What’s harder to see from this perspective is that News Feed is Facebook’s present, financially speaking — the vast majority of its revenues, some $3.59 billion, came from advertising (69 percent of which came from mobile advertising), and the product most responsible for this revenue by a wide margin is News Feed — and also the closest thing Facebook has to a legacy product. It was introduced in 2006. It’s a feed. It is the largest of the last generation of internet platforms, and of the social feeds; its lucky compatibility with the smartphones that took over its world — the iPhone didn’t exist when it was first announced — ensured a prolonged period of dominance. Facebook is giving publishers the keys to its oldest product — the product it is spending billions of dollars to attempt to replace. Facebook, rightfully anxious about the speed at which its industry changes — especially having been the beneficiary of such a change itself — is staking its future on Instagram and WhatsApp and virtual reality helmets and literally becoming the internet in the developing world and god knows what else. Facebook’s developer conference, which starts tomorrow, should be instructive. According to TechCrunch:

Next week at its F8 developer conference, Facebook will announce new ways for third parties to offer experiences through its Messenger app, according to multiple sources. Facebook hopes to make Messenger more useful, after seeing Asia’s chat apps WeChat and Line succeed as platforms that go beyond just texting with friends.

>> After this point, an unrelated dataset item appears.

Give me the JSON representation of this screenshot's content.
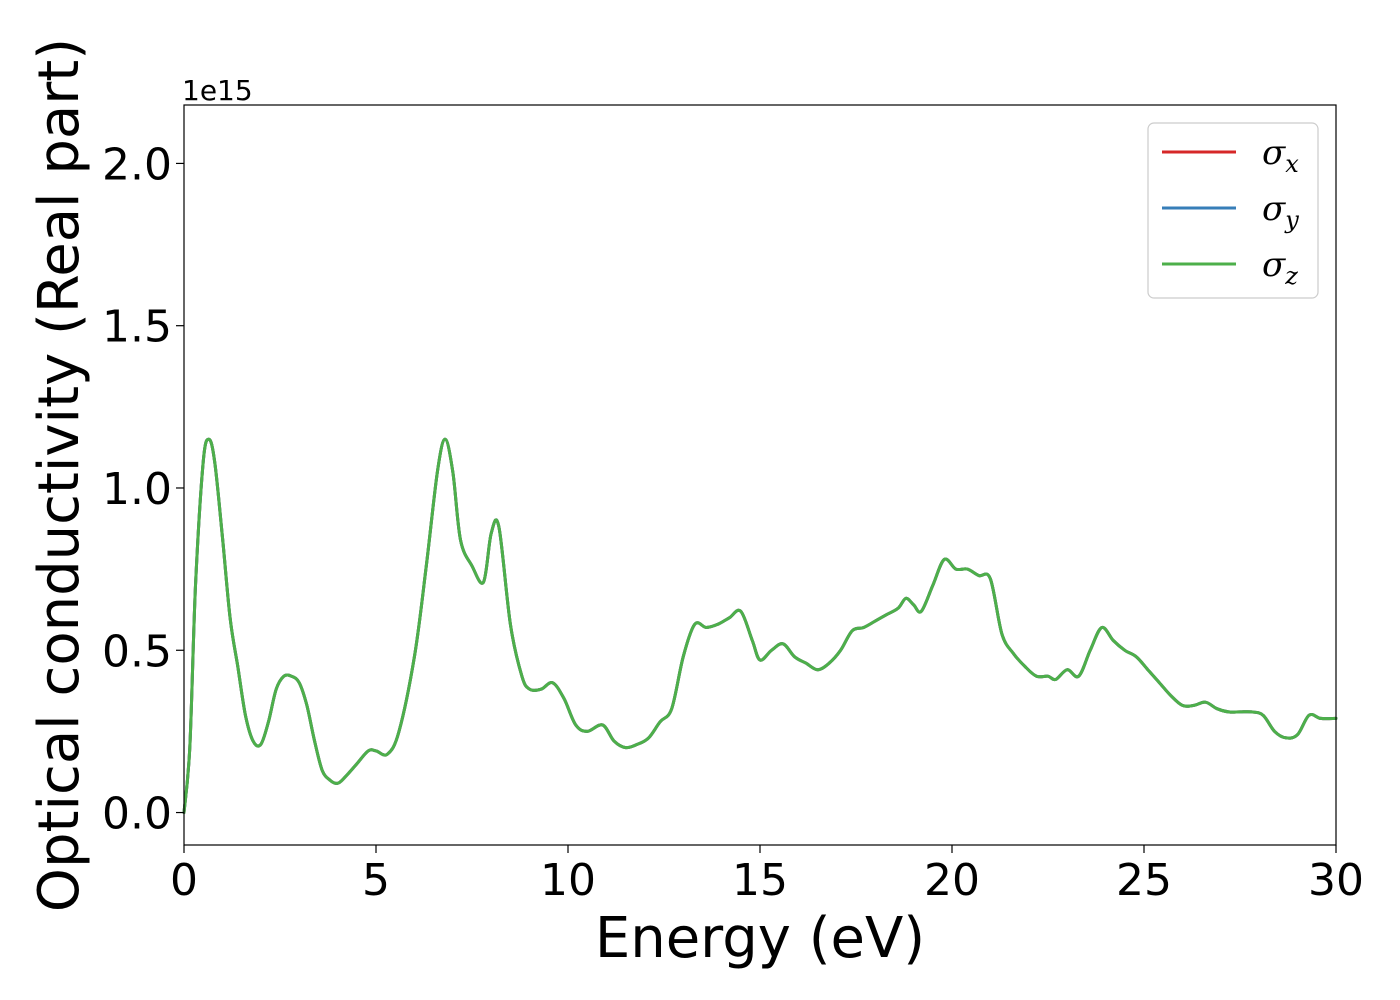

At first, Facebook will focus on how third parties can build ways for content and information to flow through Messenger. Depending on the success of the early experiments, Facebook may then mull bringing more utilities to Messenger.

Facebook has been trying to find the next Facebook for years now. In 2013, before it purchased WhatsApp and fitness tracking company Moves, it purchased a company called Onavo. Onavo, which offered a free app that reduces data usage, was ostensibly valuable to Facebook’s international Internet.org project. But it had also built an enormously valuable app analytics service. With a rare and nearly complete view of its users’ internet activity, Onavo was able to see which apps were succeeding before anyone else but Apple and Google — it was, I was told in early 2014, the only outside firm that knew exactly how big Snapchat was. This analytics service — once widely used by venture capitalists and tech companies — was shut down shortly after purchase.

There is a helpful symmetry here, if you’ll grant it. Online publishers, with more readers than ever, are looking desperately for the next thing; Facebook, with more people using its core product than ever, is doing the same. The difference, of course, is that publishers’ next thing already belongs to someone else. Their future belongs to Facebook’s past.

The Content Wars is an occasional column intended to keep a majority of Content coverage in one easily avoidable place.